Some things that I have not done:

  • I have not checked that this blog post has good spelling and grammar.
  • Before going to sleep, I watch a TV show or read books on my iPad. These days, I am watching Once upon a time. However, I do not watch broadcast TV.
  • I owe a couple M.Sc. students a meeting. I promised to email them last week, but I have not yet done so.
  • I have delayed a few meetings that were supposed to happen this week.
  • I was planning to do some follow-up work this week on a couple of research projects, but it looks doubtful that I will have any time at all. I constantly worry that I am just keeping busy instead of doing the important work.
  • I am trying to read The Art of Procrastination: A Guide to Effective Dawdling, Lollygagging and Postponing, but I am not making much progress. (This is not a joke.)
  • I used to spent a lot of time following blogs. I do not have much time for this anymore.

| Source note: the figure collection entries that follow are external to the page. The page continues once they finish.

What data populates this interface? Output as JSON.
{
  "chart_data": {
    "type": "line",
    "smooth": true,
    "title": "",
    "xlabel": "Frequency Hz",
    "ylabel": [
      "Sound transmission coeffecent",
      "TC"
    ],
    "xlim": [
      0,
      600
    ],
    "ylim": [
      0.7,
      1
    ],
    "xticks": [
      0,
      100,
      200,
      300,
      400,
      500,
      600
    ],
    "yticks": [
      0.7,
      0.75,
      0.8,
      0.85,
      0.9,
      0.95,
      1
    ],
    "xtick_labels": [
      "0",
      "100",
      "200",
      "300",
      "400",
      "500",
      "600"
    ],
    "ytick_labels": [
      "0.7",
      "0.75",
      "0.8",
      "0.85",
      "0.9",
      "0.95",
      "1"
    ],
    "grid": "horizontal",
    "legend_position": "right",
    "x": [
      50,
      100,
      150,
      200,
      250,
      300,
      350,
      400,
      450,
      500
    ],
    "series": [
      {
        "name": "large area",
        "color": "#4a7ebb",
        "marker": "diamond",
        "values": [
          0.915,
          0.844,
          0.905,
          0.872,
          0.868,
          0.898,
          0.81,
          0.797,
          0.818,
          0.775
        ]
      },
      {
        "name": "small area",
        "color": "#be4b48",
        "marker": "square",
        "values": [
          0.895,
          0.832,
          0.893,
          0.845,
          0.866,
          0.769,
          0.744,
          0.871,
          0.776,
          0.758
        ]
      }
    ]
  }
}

  • I am also not attending strip clubs or doing threesomes. I do not have a mistress.
  • Unlike one of my friends, I do not run a farm.
  • I do not travel.
  • I am not active in politics.
  • Other than swearing, I have no religious activity.
  • I do not have a side business. I do not consult.
  • I do not workout. (I compensate by drinking coffee.)
  • I do not clean up my office.
  • I do not shop for clothes.
  • Though I shower every day, I do not spend any time at all trying to look nice. I pick my clothes randomly in the morning. I am sometimes astonished how business-like some of my colleagues look.

Conclusion: I do not know what to conclude, but I am interested in how what I do differs from what other people do.